Le souci constant de l'intérêt général s'exprime également à travers la certitude que la création de richesse privée n'a de sens que si elle profite aussi à la collectivité. Concrètement, cela se traduit par un très haut niveau de redistribution : avec des salaires en moyenne plus élevés que dans le reste de l'Europe, d'excellentes conditions de vie et de logement pour tous, des investissements importants pour préserver l'activité et donc les emplois, ainsi que le financement d'équipement collectifs et d'œuvres d'art, sans oublier évidemment les fêtes qui ont fait la renommée de Venise.
Il va sans dire que cette puissante politique distributive favorise l'adhésion populaire au modèle vénitien, et contribue au maintien de la cohésion sociale.

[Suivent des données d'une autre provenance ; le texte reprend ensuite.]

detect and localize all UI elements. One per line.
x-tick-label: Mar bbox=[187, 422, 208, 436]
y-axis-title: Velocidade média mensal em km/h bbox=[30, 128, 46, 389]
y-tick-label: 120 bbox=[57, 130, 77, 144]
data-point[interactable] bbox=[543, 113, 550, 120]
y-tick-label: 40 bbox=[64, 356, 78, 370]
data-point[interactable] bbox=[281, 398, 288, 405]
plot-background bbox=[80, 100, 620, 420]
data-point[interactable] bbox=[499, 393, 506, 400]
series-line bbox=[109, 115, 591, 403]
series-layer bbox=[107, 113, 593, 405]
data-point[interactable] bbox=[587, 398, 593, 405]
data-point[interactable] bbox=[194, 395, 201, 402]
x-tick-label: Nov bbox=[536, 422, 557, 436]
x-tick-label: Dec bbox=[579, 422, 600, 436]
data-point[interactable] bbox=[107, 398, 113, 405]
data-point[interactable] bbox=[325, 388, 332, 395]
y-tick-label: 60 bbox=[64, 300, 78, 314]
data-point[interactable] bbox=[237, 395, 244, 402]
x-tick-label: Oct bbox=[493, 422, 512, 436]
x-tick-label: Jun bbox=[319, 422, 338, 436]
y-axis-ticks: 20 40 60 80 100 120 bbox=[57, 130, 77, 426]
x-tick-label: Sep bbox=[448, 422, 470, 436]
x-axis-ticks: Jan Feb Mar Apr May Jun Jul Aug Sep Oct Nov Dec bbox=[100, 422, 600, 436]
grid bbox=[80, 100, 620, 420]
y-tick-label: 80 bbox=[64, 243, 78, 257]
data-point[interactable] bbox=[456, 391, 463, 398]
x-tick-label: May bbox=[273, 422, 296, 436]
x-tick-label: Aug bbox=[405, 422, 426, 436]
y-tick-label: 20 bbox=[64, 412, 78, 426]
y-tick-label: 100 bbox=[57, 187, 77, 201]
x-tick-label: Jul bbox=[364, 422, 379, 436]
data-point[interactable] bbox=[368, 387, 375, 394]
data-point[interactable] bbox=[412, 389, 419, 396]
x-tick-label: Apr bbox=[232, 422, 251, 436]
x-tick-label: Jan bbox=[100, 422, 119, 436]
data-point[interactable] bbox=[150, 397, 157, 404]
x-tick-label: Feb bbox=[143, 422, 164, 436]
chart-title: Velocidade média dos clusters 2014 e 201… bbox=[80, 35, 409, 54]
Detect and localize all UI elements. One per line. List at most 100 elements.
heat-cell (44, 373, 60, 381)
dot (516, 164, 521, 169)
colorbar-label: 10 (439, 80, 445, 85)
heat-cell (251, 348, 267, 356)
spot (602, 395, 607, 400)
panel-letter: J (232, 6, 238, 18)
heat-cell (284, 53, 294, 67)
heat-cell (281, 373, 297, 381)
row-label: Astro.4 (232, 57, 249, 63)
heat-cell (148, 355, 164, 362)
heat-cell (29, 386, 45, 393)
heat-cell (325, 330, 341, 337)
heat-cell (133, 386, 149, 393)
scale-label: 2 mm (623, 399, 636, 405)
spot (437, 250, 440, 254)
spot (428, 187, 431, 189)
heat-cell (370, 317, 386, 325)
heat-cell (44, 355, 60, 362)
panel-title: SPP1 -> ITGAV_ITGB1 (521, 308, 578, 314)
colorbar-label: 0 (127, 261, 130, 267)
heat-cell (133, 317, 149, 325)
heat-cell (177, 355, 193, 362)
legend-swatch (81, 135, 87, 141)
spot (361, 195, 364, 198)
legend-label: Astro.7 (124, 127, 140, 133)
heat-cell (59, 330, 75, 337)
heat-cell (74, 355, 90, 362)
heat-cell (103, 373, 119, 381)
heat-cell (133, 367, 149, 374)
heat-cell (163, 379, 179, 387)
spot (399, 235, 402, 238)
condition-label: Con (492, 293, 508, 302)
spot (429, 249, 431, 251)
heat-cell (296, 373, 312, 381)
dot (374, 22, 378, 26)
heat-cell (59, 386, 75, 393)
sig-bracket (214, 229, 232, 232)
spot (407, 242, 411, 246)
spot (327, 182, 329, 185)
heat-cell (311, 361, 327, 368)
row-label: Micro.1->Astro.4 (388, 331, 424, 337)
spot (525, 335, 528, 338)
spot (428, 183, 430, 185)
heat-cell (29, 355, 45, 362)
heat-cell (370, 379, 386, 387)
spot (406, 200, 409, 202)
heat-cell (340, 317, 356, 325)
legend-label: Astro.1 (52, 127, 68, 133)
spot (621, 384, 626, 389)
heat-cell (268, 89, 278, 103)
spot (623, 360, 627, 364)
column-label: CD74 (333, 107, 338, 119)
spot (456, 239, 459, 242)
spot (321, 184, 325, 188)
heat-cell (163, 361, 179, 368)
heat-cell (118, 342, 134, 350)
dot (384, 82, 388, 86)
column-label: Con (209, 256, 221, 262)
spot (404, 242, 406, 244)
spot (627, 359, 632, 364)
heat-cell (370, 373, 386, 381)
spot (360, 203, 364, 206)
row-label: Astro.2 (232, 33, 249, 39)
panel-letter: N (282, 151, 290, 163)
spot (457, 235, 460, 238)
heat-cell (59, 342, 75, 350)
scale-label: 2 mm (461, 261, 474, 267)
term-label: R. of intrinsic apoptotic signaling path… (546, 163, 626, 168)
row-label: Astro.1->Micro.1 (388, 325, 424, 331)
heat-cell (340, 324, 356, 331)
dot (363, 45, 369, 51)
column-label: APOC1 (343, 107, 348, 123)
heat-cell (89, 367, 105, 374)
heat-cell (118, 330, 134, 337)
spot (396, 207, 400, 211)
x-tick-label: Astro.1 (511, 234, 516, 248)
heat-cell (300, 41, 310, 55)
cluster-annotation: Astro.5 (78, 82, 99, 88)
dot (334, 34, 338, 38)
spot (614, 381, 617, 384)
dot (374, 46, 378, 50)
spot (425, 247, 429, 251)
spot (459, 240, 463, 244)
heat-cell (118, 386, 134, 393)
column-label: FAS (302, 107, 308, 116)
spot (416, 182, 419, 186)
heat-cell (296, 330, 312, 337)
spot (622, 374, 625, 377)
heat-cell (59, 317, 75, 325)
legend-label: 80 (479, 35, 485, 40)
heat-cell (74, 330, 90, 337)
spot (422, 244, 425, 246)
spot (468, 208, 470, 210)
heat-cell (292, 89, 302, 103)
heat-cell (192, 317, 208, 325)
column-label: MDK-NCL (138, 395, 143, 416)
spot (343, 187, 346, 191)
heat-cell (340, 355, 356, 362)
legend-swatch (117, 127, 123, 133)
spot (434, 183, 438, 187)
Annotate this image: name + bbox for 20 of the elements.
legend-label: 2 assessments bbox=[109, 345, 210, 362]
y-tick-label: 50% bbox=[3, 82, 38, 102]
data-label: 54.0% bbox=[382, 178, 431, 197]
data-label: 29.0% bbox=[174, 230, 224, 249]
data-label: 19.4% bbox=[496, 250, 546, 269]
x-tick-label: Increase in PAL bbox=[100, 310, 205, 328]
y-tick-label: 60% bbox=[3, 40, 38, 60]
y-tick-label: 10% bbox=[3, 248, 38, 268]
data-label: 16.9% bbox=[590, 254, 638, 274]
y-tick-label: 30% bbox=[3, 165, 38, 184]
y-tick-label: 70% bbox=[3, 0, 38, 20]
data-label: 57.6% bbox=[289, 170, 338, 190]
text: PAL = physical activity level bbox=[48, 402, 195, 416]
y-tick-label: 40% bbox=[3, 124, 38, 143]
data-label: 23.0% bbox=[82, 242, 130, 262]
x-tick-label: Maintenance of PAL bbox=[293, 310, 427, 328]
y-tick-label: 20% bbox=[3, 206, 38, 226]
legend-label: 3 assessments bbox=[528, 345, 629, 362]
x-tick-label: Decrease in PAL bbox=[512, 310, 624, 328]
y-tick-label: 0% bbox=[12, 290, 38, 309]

La participation des ouvriers de l'arsenal à la garde du Palais du Doge est sans doute l'illustration la plus emblématique de ce très fort sentiment d'appartenance.
Cependant, à un moment donné au cours du 17ème siècle, ce système va peu à peu se gripper, et la superbe mécanique vénitienne va finalement s'enrayer. L'élite entreprenante et sobre va progressivement céder la place à une caste dévitalisée d'un millier d'héritiers hédonistes et égoïstes, qui refusent de mettre des limites à leur suicidaire cupidité. Désormais incapable de se réformer, ce patriciat se fossilise en se repliant sur lui-même, alors qu'il aurait tout intérêt à s'ouvrir pour intégrer les talents en provenance des anciennes possessions vénitiennes conquises par l'ennemi ottoman.
Autant de sujets qui ont une résonance dans les débats actuels au cœur des entreprises, notamment sur les questions de renouvellement des dirigeants, de promotion interne, de rémunération des «top managers», de transmissions dans le cadre des entreprises familiales et bien sûr aussi des valeurs des entreprises. Venise s'est épuisée dans sa lutte contre l'empire ottoman. Épisode ultime de cette histoire de Venise, et non des moindres, la chute de la République, dont les circonstances sont très symptomatiques de son inéluctable déclin : lorsque le 12 mai 1797 elle se rend sans combattre au Général Bonaparte il y a déjà bien longtemps que les mercenaires étrangers ont remplacé les patriciens vénitiens. «De même, dans les entreprises, comme dans toutes les organisations, quand on se contente de contrôler le travail des autres au lieu de faire le job soi-même c'est généralement un mauvais présage», «Globalement on ne maîtrise plus la réalité vivante de la création de richesse, et si on perd la maîtrise de l'activité on finit par perdre l'activité elle-même !».
A l'ère de la mondialisation et de la diffusion des nouvelles technologies de l'information et de la communication, à l'heure de l'avènement des villes-mondes qui s'affranchissent des frontières des états-nations pour mieux conquérir et dominer le marché global, il est légitime de s'interroge sur l'équivalence pour l'époque actuelle de ce que fut la cité état de Venise, au centre d'une économie-monde durant le Moyen Âge et la Renaissance.